A years-long restoration saw the Norman Timbs Special transformed from a forgotten relic to a celebrity among midcentury customs, one worthy of the awards it's since won at shows like Amelia Island and Pebble Beach. Its doorless body mixes art deco class with postwar futurism to great effect. Its maroon, gold-flecked paint shines with a deep richness. The social and temporal milieus that gave birth to something that earnestly looks like this are long gone, making it all the more special.
"I’m really excited about this car," Cerveny told Old Cars Weekly in a 2010 feature on its restoration. "I like European art-deco designs, and now that the car is completed, I’m even more interested in it, and I have no plans to sell it. My wife Diane is unbelievably excited about it, too. It’s going to be the centerpiece of our collection."
Cerveny is no simple hobbyist—the rest of that article dives into the work he personally performed on the car, including disassembling and rebuilding the Buick engine, and the obsessive steps he and master mechanic Dave Crouse took to ensure the car received as accurate a restoration as possible. His passion is as clear as a smoke-free day; every single one of Cerveny's 30-plus cars was kept in perfect driving condition, including the Timbs Special. And now they're all gone. Thankfully, Cerveny and his family were reportedly out of state when the flames swept through.

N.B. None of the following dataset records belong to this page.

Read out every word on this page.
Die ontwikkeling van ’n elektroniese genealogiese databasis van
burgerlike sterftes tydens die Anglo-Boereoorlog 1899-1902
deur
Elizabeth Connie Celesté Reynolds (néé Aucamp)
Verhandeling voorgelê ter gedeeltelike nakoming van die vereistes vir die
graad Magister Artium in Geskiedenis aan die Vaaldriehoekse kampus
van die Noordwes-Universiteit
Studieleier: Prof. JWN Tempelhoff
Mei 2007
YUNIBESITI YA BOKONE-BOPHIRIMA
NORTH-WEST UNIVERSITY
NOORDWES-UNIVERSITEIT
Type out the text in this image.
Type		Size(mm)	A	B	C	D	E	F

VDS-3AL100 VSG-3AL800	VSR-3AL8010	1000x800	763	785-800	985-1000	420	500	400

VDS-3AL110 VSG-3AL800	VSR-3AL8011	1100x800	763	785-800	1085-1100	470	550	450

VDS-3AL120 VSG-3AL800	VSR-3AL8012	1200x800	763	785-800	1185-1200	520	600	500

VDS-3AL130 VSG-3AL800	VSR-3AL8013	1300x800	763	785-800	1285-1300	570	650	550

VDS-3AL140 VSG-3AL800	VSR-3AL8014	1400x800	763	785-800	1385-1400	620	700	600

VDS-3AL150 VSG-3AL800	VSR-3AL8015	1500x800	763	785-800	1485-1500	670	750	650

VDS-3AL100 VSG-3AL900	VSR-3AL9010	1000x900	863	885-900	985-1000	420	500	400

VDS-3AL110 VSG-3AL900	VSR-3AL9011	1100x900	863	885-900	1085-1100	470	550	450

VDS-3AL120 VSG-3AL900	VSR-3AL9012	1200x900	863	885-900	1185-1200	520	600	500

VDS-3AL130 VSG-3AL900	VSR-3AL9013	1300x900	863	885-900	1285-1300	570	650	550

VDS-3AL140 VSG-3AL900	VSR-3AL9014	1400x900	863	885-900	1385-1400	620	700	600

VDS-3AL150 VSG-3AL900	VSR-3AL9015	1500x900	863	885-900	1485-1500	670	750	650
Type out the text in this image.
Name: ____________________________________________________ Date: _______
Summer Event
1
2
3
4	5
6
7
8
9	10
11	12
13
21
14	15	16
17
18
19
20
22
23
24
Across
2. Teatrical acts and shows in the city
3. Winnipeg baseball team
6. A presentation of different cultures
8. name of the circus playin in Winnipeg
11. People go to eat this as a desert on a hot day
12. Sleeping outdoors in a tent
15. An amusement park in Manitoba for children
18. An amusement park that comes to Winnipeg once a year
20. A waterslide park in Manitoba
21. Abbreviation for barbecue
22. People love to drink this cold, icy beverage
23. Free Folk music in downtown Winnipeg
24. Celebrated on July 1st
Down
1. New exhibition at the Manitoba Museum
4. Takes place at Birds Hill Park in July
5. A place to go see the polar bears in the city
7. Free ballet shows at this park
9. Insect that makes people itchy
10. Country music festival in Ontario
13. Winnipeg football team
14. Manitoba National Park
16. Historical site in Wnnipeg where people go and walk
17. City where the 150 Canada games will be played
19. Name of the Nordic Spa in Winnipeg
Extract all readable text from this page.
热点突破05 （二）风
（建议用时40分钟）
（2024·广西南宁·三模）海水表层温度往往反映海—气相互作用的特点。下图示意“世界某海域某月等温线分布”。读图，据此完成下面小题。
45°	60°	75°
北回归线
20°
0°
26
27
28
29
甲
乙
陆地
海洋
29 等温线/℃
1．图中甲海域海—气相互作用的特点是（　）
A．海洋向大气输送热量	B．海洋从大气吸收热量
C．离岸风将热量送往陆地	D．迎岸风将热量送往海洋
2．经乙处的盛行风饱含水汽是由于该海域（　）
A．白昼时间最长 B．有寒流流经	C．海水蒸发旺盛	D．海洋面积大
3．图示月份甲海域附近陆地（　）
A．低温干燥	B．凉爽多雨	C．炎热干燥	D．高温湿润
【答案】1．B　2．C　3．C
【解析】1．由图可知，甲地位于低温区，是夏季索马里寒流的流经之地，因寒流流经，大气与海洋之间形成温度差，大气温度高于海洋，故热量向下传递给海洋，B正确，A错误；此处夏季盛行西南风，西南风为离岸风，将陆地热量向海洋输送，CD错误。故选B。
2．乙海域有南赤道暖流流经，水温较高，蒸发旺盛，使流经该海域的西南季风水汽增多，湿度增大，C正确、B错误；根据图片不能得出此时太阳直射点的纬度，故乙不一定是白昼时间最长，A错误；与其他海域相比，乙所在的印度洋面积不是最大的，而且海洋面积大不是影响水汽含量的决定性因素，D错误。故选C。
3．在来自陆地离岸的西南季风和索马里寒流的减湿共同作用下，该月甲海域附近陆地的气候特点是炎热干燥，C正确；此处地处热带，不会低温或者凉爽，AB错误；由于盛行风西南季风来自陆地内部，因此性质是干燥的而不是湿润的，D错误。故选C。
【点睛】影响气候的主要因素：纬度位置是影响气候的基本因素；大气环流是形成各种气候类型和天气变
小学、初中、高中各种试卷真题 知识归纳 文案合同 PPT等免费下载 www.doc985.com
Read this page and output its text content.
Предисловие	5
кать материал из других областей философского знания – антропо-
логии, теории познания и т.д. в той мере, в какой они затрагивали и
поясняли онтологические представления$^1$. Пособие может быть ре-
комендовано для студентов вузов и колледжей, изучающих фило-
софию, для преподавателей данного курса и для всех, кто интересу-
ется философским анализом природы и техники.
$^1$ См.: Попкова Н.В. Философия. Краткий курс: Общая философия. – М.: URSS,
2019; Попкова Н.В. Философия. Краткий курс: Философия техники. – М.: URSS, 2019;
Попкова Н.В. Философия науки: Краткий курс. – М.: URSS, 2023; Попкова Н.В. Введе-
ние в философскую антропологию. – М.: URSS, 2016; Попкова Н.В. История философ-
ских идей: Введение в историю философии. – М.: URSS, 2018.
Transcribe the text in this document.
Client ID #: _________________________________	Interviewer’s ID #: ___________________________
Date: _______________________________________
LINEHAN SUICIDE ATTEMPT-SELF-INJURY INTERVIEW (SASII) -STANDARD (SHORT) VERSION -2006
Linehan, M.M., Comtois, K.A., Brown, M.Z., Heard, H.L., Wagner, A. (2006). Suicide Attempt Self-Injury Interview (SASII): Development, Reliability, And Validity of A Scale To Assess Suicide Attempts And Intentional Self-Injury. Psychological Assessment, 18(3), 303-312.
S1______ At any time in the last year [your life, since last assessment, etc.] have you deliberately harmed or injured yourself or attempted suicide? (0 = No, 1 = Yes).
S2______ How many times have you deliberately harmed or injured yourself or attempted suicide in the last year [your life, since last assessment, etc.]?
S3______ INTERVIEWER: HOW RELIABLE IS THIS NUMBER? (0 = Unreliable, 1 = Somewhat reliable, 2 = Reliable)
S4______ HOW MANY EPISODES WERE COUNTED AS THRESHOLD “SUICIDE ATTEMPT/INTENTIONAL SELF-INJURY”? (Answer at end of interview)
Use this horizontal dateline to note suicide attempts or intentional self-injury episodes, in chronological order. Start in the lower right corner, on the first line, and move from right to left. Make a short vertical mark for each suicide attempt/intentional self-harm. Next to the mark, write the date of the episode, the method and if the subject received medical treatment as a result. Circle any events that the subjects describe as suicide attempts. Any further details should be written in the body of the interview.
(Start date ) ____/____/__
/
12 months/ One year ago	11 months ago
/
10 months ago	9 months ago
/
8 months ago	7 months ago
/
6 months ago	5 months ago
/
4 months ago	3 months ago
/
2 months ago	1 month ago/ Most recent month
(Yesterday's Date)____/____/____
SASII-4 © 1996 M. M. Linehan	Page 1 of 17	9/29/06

But the fires are still burning. With evacuation orders still in place, the full extent of the damage in Malibu is unknown. You have to imagine that more than a few expensive cars went up with those burning mansions. An already-iconic photo from Friday shows firefighters pushing a six-figure 1966 Ford Mustang Shelby GT350 out of a ritzy garage as flames began to claim the hillside house. A tweet from actor Gerard Butler showed the fire nabbed his vintage Ford Bronco and at least part of his home.
Malibu Cars and Coffee, long one of the most stacked in the country thanks to its wealthy attendees, won't be returning for a while; chances are that when it does, there will be more than a few notable empty parking spaces. None of this is to suggest that losing a car is the same as losing a house or a life. Yet there's still a sense of incalculable loss in the case of Gary Cerveny's collection. That his prized possession nearly outran fate once before adds to the tragedy.
They say history doesn't repeat itself, but it does rhyme—if only we knew it was finishing the final verse for the Norman Timbs Special.